Rasterizing PDF in commercial printing

One of the key features of a PDF is that each page is independent of all other pages in a document. Instead of raster-processing the pages in a pipeline using an expensive supercomputer, you can take a number of inexpensive servers, distribute the pages in a round-robin fashion, and rasterize them in parallel. You assemble the images in order and feed them to the digital press. This costs a fraction of a mini-supercomputer: scale-out instead of scale-up.

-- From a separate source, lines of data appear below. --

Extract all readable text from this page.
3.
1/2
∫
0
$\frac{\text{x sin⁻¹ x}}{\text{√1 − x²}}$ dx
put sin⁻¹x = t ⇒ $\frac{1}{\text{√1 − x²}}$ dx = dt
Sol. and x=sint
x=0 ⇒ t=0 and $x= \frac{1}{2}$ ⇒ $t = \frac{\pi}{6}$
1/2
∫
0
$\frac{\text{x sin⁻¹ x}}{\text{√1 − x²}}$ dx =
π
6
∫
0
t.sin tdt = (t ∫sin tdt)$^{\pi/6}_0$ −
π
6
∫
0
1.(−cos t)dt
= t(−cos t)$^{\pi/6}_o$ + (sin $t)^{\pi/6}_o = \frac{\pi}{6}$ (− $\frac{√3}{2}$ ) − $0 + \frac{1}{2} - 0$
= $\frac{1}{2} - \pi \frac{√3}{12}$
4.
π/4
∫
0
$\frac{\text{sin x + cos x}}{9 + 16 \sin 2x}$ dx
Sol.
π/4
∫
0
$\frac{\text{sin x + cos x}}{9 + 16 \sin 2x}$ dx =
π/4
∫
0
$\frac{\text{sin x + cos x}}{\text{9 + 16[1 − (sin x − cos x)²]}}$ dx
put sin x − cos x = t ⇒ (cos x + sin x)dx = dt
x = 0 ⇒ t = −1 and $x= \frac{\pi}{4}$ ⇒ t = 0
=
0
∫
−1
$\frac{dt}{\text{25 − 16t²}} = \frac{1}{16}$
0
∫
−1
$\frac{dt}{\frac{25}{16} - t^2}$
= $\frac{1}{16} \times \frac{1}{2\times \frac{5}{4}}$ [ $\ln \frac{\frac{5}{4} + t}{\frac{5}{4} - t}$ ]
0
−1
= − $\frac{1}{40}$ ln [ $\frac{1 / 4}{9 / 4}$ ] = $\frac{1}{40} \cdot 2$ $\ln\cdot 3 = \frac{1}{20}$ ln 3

Limitations of Vanilla HDFS

The software used for this divide-and-conquer process is Hadoop, which consists of two pieces: the MapReduce computation management and the HDFS to store the input PDF and the output raster images. HDFS was designed for the technology of a dozen years ago: the data moves to the computation (a time-consuming process) using the HTTP protocol (not designed for this task) and the data is replicated three times on local disks (which uses a lot of disk space). Further, it is not POSIX compliant, so you cannot access your data from your other programs. The HDFS layer only supports sequential access to (large) files and has a single (possibly redundant) node that implements the namespace and may often become a bottleneck.

Systems that offer an HDFS interface on top of a scalable, highly-available, general-purpose distributed file system can be readily integrated into Hadoop workflows and have major advantages. They can provide a far more robust storage foundation, avoid the HDFS limitations and allow non-HDFS applications to access HDFS-generated and managed files. As such, they are much better longer-term data repositories than native HDFS clusters. Improvements in network technology significantly reduce the need to process the data where the computations take place while the computational engines and the storage infrastructure can each be optimized to carry out their functions in the most cost/performance-efficient way. Peaxy Aureum is one such system.

Sometimes a quick hack is implemented to solve a difficult problem. Typically, it is great at the moment, but does not survive the test of time. This contrasts to systems with a deep cogent architecture, which can adapt to technological progress. Modern scale-out file systems with an HDFS API for MapReduce are replacing HDFS for Hadoop applications, enabling better storage with fewer duplicates and better access.